"So we still need the bees and the other insects to come along and pollinate them". Additionally, when insects die, they return nutrients to the earth; insects are at the bottom of the food chain, with many small animals relying on insects as food; and some insects help with pest control, according to a National Geographicinterview with author David MacNeal.
MORE: Pesticide ban could threaten viability of East Anglia's sugar beet industry, farmers told The review, published in the journal Biological Conservation, looked at 73 historical reports on insects from around the world, including studies in the United Kingdom, and found insects ranging from butterflies and bees to dung beetles were among the most affected.
A combination of rapid urbanisation, the onset of climate change and the intensive use of pesticides in mass agriculture is contributing to one of the greatest mass extinctions of recent years, according to a report published to the journal Biological Conservation.
The in-depth research found that one third of insect species are already classed as endangered, with 40 percent in nearly all regions around the world expected to face extinction over the next few decades.
The report, co-authored by scientists from the universities of Sydney and Queensland and the China Academy of Agricultural Sciences, looked at dozens of existing reports on insect decline published over the past three decades, and examined the reasons behind the falling numbers to produce the alarming global picture.
Sánchez-Bayo told the Guardian the stakes were seriously high.

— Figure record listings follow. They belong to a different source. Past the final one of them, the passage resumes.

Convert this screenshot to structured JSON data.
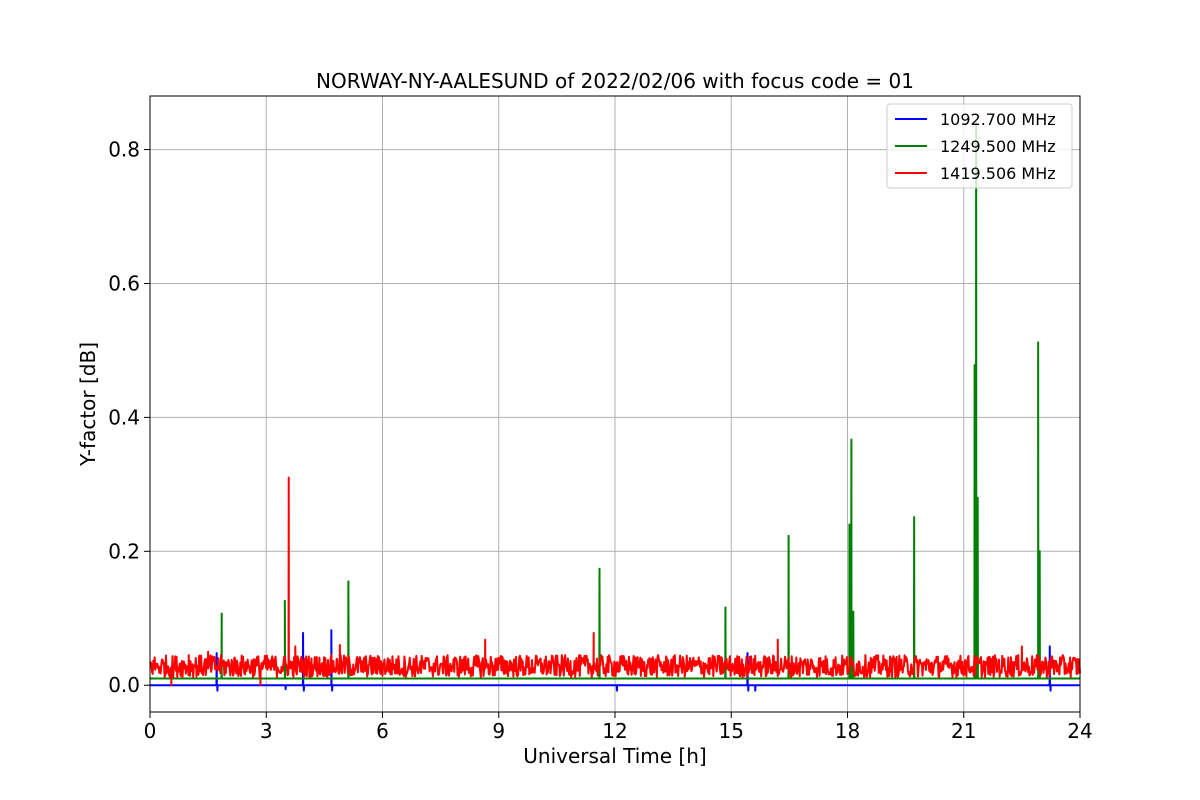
{
  "chart_data": {
    "type": "line",
    "title": "NORWAY-NY-AALESUND of 2022/02/06 with focus code = 01",
    "xlabel": "Universal Time [h]",
    "ylabel": "Y-factor [dB]",
    "xlim": [
      0,
      24
    ],
    "ylim": [
      -0.04,
      0.88
    ],
    "xticks": [
      0,
      3,
      6,
      9,
      12,
      15,
      18,
      21,
      24
    ],
    "xtick_labels": [
      "0",
      "3",
      "6",
      "9",
      "12",
      "15",
      "18",
      "21",
      "24"
    ],
    "yticks": [
      0.0,
      0.2,
      0.4,
      0.6,
      0.8
    ],
    "ytick_labels": [
      "0.0",
      "0.2",
      "0.4",
      "0.6",
      "0.8"
    ],
    "grid": true,
    "legend_position": "top-right",
    "series": [
      {
        "name": "1092.700 MHz",
        "color": "#0000ff",
        "baseline": 0.0,
        "noise_range": [
          0.0,
          0.0
        ],
        "spikes": [
          {
            "x": 1.72,
            "y": 0.048
          },
          {
            "x": 1.74,
            "y": -0.008
          },
          {
            "x": 3.5,
            "y": -0.006
          },
          {
            "x": 3.95,
            "y": 0.078
          },
          {
            "x": 3.97,
            "y": -0.008
          },
          {
            "x": 4.68,
            "y": 0.082
          },
          {
            "x": 4.7,
            "y": -0.008
          },
          {
            "x": 12.05,
            "y": -0.008
          },
          {
            "x": 15.42,
            "y": 0.048
          },
          {
            "x": 15.44,
            "y": -0.008
          },
          {
            "x": 15.62,
            "y": -0.008
          },
          {
            "x": 23.22,
            "y": 0.058
          },
          {
            "x": 23.24,
            "y": -0.008
          }
        ]
      },
      {
        "name": "1249.500 MHz",
        "color": "#008000",
        "baseline": 0.01,
        "noise_range": [
          0.01,
          0.01
        ],
        "spikes": [
          {
            "x": 1.85,
            "y": 0.107
          },
          {
            "x": 3.48,
            "y": 0.126
          },
          {
            "x": 5.12,
            "y": 0.155
          },
          {
            "x": 11.6,
            "y": 0.174
          },
          {
            "x": 14.85,
            "y": 0.116
          },
          {
            "x": 16.48,
            "y": 0.223
          },
          {
            "x": 18.05,
            "y": 0.24
          },
          {
            "x": 18.1,
            "y": 0.367
          },
          {
            "x": 18.15,
            "y": 0.11
          },
          {
            "x": 19.72,
            "y": 0.251
          },
          {
            "x": 21.28,
            "y": 0.478
          },
          {
            "x": 21.32,
            "y": 0.84
          },
          {
            "x": 21.36,
            "y": 0.28
          },
          {
            "x": 22.92,
            "y": 0.512
          },
          {
            "x": 22.96,
            "y": 0.2
          }
        ]
      },
      {
        "name": "1419.506 MHz",
        "color": "#ff0000",
        "baseline": 0.025,
        "noise_range": [
          0.012,
          0.045
        ],
        "spikes": [
          {
            "x": 1.0,
            "y": 0.045
          },
          {
            "x": 1.5,
            "y": 0.05
          },
          {
            "x": 3.58,
            "y": 0.31
          },
          {
            "x": 3.75,
            "y": 0.058
          },
          {
            "x": 4.9,
            "y": 0.06
          },
          {
            "x": 8.65,
            "y": 0.068
          },
          {
            "x": 11.45,
            "y": 0.078
          },
          {
            "x": 16.2,
            "y": 0.068
          },
          {
            "x": 22.5,
            "y": 0.058
          },
          {
            "x": 0.55,
            "y": 0.0
          },
          {
            "x": 2.85,
            "y": 0.0
          }
        ]
      }
    ]
  }
}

A leading Norfolk farming conservationist said farmers were already at the forefront of finding ways to reverse the decline of insects and wildlife - but all parts of society needed to work together to find solutions rather than "naming and shaming" individual sectors.
The sobering message has emerged from a comprehensive review of 73 historical reports on insect population declines which found the rate of extinction is eight times faster than vertebrates such as mammals, birds and reptiles. Of the insects that remain, 41pc are in decline.
Matt Shardlow, chief executive of wildlife charity Buglife, said: "It's not just about bees, or even about pollination and feeding ourselves, the declines also include dung beetles that recycle waste and insects like dragonflies that start life in rivers and ponds". Pollution, particularly the heavy use of pesticides and fertilizers, is also a major contributor to the dwindling number of insects around the world. "The repercussions this will have for the planet's ecosystems are catastrophic, to say the least". Also, climate change plays an important role.